What "Ancient" Chinese Sounded Like - and how we know
Uncovering the Ancient Imperial Language of China
This transcript discusses the history of Chinese pronunciation and how scholars uncovered their ancient imperial language.
The Challenge of Recovering Ancient Pronunciations
- Chinese scholars were reconstructing proto-languages centuries before Europeans.
- Recovering the sounds immortalized in classical texts was a challenge.
- There were no recordings, phonetic transcriptions, or even an alphabet to work with.
- Scholars worked with characters, each one standing for a one-syllable word or word piece.
The Qièyùn Method
- Chen Li used the Qièyùn method to capture the sound of a syllable.
- The method involved using two more characters: an upper character to match the initial consonant and a lower character to rhyme with the final sounds, including tone.
- With this method, you can capture the sound of a syllable.
Organizing Phonology into Tables
- Rhymers needed to organize information into tables for an overview of Chinese phonology.
- The 12th century Rhyme Mirror is full of rime tables that give more info about syllables.
- Interpretation is debated.
Flaws in Previous Research
- Confident scholars spent centuries sounding out ancient Chinese syllables and teaching that Chinese had exactly 36 initial consonants.
- Chen Li's linked sets revealed flaws: there weren't 36 initials; there were 41. Five of them needed to be split in two.
- Later research showed that even the earlier stage itself is complicated.
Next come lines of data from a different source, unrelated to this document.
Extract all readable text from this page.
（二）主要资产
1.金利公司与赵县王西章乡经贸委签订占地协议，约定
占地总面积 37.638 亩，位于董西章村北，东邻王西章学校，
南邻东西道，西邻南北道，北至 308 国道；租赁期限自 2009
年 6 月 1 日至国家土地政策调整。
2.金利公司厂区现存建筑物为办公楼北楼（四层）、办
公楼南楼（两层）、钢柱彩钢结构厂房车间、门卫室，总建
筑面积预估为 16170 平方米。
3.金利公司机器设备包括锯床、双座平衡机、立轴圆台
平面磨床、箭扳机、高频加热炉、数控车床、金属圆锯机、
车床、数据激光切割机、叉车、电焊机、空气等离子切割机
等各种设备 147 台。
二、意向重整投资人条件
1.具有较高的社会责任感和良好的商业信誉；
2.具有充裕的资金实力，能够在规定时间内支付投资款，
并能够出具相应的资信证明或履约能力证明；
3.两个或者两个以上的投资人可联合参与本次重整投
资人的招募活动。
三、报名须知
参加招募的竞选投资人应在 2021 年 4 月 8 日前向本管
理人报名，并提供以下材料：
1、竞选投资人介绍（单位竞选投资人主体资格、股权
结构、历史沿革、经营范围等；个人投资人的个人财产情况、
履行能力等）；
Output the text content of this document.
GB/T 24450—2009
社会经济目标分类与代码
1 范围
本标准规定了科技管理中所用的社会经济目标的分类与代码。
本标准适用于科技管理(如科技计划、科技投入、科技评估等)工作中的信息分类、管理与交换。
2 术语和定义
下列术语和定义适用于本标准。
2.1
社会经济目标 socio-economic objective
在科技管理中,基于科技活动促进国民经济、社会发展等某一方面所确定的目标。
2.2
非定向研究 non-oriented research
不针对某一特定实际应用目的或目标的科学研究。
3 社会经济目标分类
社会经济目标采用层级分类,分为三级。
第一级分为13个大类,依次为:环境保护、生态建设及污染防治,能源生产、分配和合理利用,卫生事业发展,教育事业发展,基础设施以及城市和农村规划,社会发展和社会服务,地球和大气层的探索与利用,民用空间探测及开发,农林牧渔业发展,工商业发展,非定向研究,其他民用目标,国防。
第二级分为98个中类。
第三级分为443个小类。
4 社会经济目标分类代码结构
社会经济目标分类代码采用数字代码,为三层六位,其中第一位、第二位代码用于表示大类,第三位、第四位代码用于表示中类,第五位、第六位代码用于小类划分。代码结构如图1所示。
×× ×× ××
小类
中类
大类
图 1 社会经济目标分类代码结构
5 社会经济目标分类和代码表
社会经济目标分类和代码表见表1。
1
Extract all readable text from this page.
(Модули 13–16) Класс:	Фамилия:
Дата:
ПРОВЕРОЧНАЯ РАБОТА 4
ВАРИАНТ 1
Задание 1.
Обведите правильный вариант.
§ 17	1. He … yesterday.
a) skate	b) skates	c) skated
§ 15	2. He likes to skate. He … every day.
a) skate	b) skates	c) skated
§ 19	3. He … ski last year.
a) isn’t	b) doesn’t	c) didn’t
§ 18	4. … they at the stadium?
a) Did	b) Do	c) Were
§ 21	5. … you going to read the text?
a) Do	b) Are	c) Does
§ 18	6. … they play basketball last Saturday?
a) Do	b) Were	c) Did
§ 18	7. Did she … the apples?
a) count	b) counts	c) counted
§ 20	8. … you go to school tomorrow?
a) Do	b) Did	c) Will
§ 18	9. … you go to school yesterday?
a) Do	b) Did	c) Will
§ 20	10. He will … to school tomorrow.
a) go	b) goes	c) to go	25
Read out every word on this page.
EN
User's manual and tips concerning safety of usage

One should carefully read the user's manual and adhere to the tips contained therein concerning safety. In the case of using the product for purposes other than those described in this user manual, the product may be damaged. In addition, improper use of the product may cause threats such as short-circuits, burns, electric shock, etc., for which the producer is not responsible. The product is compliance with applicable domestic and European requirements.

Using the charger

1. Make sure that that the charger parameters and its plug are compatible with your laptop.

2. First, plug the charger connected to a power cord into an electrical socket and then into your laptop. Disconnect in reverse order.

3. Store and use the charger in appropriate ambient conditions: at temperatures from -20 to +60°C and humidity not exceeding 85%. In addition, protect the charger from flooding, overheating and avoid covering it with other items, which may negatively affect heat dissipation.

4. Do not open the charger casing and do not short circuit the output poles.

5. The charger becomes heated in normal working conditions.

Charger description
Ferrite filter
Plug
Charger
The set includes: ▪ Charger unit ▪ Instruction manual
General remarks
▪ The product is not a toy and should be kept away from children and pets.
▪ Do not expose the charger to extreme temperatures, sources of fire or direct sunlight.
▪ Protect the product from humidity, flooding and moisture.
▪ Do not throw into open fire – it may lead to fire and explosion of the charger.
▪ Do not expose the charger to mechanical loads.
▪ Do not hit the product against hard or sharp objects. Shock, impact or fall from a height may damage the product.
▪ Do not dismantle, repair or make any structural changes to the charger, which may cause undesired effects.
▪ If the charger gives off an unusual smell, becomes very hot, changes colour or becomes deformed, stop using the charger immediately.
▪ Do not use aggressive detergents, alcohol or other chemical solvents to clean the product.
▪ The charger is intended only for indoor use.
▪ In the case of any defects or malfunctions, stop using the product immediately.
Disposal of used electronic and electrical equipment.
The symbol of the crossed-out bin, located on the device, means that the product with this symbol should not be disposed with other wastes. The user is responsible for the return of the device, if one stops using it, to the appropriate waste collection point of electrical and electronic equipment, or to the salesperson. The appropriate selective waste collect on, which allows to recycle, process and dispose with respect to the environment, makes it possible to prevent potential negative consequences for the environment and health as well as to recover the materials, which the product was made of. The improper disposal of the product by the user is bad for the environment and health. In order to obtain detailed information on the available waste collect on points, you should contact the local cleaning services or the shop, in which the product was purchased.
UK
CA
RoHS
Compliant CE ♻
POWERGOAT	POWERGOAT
It's a compromise between ancient literary dialects.
Precise Sounds
- In the early 1900s, a Swede traveled to China and dug into old rimes and tables but wanted precise sounds that fit into boxes for four tones, initials, and finals.
The Evolution of Chinese Pronunciation
This section discusses the evolution of Chinese pronunciation and how it has changed over time.
Ancient Pronunciations
- Korean, Japanese, and Vietnamese use Sino-Xenic pronunciations for Chinese characters.
- These pronunciations point back to an ancient pronunciation that ended in a consonant, like /kwək̚˧/.
- Linguists have refined these reconstructions and painted acoustic portraits of Ancient Chinese that would sound foreign in Mandarin today.
Middle Chinese
- "Middle" refers to a period in linguistic history called Middle Chinese.
- There is an even older language to uncover, a thousand years older still.
- Maybe one day we'll rhyme our way into Old Chinese.